For Adams, he said the bike lane parking issue was one of enforcement, and making sure to take care of known bike lane blocking hot spots once they’re identified, at least when it comes to civilians engaging in the practice. If the subject is police blocking the bike lane, Adams stuck by his previously suggested solution of having integrity control officers in offending precincts take care of the issue. Pressed further on the issue, as he might be the place where the buck stops soon, Adams said ICOs who shrug off that responsibility could wind up getting a personal phone call from a Mayor Adams.

Borough President Adams with reporters. Photo: Gersh Kuntzman
Borough President Adams with reporters. Photo: Gersh Kuntzman

“All I have to do is pick up the phone and call that integrity control officer, send him a picture of the blocked bike lane, and that problem is going to be resolved instantly,” said Adams. “I don’t think this police department has utilized the role of the integrity control officers the way they should, and I’m going to make forward use of them.”

Whether cyclists trust that pronouncement could come down to whether they remember the fight over leaving cars parked on Cadman Plaza in front of Brooklyn Borough Hall. The BP defended his practice of letting employees park their cars on the public park, a practice he did not start, but did continue when he took over as borough president from Marty Markowitz in 2014.

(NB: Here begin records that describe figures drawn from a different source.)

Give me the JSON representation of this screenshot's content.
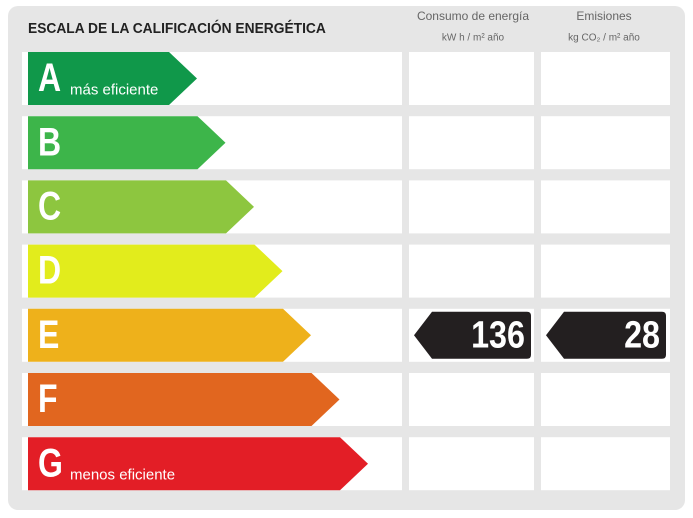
{
  "header": {
    "title": "ESCALA DE LA CALIFICACIÓN ENERGÉTICA",
    "columns": [
      {
        "name": "Consumo de energía",
        "unit": "kW h / m² año"
      },
      {
        "name": "Emisiones",
        "unit": "kg CO₂ / m² año"
      }
    ]
  },
  "rows": [
    {
      "letter": "A",
      "note": "más eficiente",
      "color": "#10984a"
    },
    {
      "letter": "B",
      "color": "#3db54a"
    },
    {
      "letter": "C",
      "color": "#8dc63f"
    },
    {
      "letter": "D",
      "color": "#e2ec1c"
    },
    {
      "letter": "E",
      "color": "#eeb11b",
      "consumption": 136,
      "emissions": 28
    },
    {
      "letter": "F",
      "color": "#e1661f"
    },
    {
      "letter": "G",
      "note": "menos eficiente",
      "color": "#e31e26"
    }
  ]
}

Pressed during the ride on how he handled that issue, Adams characterized it as an issue where advocates decided to pick on him because he wasn’t perfect. And while he was able to correctly peg his attitude towards cyclists and street safety as one that was friendlier than his anti-bike predecessor, even today reporters found Adams’s personal car and an office minivan with three speeding tickets since January 2020 parked on the sidewalk (see below).

Two cars parked in Cadman Plaza before Adams' bike ride. Photo: Gersh Kuntzman
Two cars parked in Cadman Plaza before Adams’s bike ride. Photo: Gersh Kuntzman

“I think I set the best example. There has never been a borough president more bike friendly than me. Marty was hostile. Scott Stringer, he doesn’t even know how to spell ‘bike,'” he said of his rival for City Hall who put forward aggressive pedestrian- and cyclist-friendly plans, though was resoundingly defeated.

“So what [advocates] need to do is don’t look for perfection. Look at your best ally. I have been the best ally for bikers, and safe roads. Compare my record to any of the borough presidents and then use that as a criteria,” Adams said. “But is that what folks did? No they said, ‘Let’s beat up Eric because you’re not perfect.’ And it just was wrong.”